From Wang, Bei et al. Redefining the p53 response element. PNAS 2009 106 (34) 14373-14378; doi:10.1073/pnas.0903284106. Permission: Anyone may, without requesting permission, use original figures or tables published in PNAS for noncommercial and educational use (i.e., in a review article, in a book that is not for sale) provided that the original source and the applicable copyright notice are cited.

Each weblogo above (http://weblogo.berkeley.edu/logo.cgi) consists of stacks of letters, one stack for each position in the sequence. The overall height of each stack indicates the sequence conservation at that position (measured in bits), whereas the height of symbols within the stack reflects the relative frequency of the corresponding amino or nucleic acid at that position.

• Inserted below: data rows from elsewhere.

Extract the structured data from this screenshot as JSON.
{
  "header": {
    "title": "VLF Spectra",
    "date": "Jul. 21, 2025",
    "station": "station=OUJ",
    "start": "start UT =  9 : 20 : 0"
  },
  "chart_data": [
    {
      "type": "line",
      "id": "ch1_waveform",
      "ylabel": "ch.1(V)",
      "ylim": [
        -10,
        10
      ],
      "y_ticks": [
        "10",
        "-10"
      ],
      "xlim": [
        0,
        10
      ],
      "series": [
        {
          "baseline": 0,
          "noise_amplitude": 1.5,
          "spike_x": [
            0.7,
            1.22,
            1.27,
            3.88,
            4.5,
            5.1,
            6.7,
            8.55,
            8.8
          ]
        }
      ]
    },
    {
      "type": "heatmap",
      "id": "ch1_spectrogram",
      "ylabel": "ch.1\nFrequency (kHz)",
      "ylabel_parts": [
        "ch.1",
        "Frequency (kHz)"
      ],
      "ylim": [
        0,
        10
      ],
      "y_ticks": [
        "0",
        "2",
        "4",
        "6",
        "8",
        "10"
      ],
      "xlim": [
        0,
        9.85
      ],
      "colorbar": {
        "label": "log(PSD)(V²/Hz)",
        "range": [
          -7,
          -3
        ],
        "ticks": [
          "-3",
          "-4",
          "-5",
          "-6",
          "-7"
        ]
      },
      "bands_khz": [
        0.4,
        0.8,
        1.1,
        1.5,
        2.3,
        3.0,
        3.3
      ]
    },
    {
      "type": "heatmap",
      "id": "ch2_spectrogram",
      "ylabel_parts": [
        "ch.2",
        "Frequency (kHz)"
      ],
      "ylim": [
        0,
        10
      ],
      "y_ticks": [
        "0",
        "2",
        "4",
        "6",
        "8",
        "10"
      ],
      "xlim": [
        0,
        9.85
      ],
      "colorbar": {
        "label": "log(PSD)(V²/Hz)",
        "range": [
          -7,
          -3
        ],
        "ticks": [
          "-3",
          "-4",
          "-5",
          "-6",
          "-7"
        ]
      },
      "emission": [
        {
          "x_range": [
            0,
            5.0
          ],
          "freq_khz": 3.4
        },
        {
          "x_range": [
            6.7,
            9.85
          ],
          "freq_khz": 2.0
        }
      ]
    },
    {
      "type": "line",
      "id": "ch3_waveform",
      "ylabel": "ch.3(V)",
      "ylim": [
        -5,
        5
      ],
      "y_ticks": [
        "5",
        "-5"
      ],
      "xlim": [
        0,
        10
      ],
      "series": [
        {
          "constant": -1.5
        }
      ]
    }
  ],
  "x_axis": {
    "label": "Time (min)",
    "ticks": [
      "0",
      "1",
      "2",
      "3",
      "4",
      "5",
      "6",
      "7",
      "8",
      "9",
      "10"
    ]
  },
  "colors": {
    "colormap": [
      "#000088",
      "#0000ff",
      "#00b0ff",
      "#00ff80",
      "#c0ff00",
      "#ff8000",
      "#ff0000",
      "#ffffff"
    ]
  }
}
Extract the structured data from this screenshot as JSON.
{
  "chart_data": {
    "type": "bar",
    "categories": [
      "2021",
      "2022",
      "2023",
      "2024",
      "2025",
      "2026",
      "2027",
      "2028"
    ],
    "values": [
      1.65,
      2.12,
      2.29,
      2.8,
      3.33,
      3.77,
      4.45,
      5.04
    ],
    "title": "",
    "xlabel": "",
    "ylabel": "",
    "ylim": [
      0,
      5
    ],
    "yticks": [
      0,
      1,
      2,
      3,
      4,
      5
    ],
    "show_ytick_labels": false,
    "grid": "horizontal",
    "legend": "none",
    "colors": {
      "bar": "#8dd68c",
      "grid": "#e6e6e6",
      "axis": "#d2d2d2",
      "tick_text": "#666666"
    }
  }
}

 The repressive capabilities of the p53 protein have been studied quite extensively, yet little work seems to have been done surrounding what, if any, secondary mechanisms may affect the way it functions. The work of Wang et al. attempts to address this problem. Through various substitutions of the base pair sequence they uncovered that two main elements seem to affect the function of this protein. First, the arrangement of a dinucleotide promoter directly affects whether or not p53 acts as a repressor or an activator. Some combinations will guarantee a certain function, whereas others depend more of the half-site background. Overall, the dinucleotide core seems to play an important role in the stabilization of the p53 to its response element. The second main way the function of the p53 can be modified is by the lateral triplet flank motifs. This implies that certain triplets of nucleotides located specifically in the base pair sequence can code for great activation. Determined by substitution of a “comprehensive set of synthetic triplet flanking motifs,” the RRR-YYY:RRR-YYY combination seemed to give a maximal activation. Moreover, the authors reviewed functions of previously reported p53 proteins. They found that some proteins thought to be activating were actually repressing, and some that were thought to be repressing were actually activating. As a result, they insisted on paying greater attention to the base pair sequence, and avoiding deviations. After examining their study, it is clear that the p53 protein cannot continue to be defined as a single function protein. Rather, based on the evidence presented by the authors, the protein can act as either a repressor or an activator. This change of focus implies that it is necessary to reassess the previously analyzed p53 proteins to examine the true nature of their function.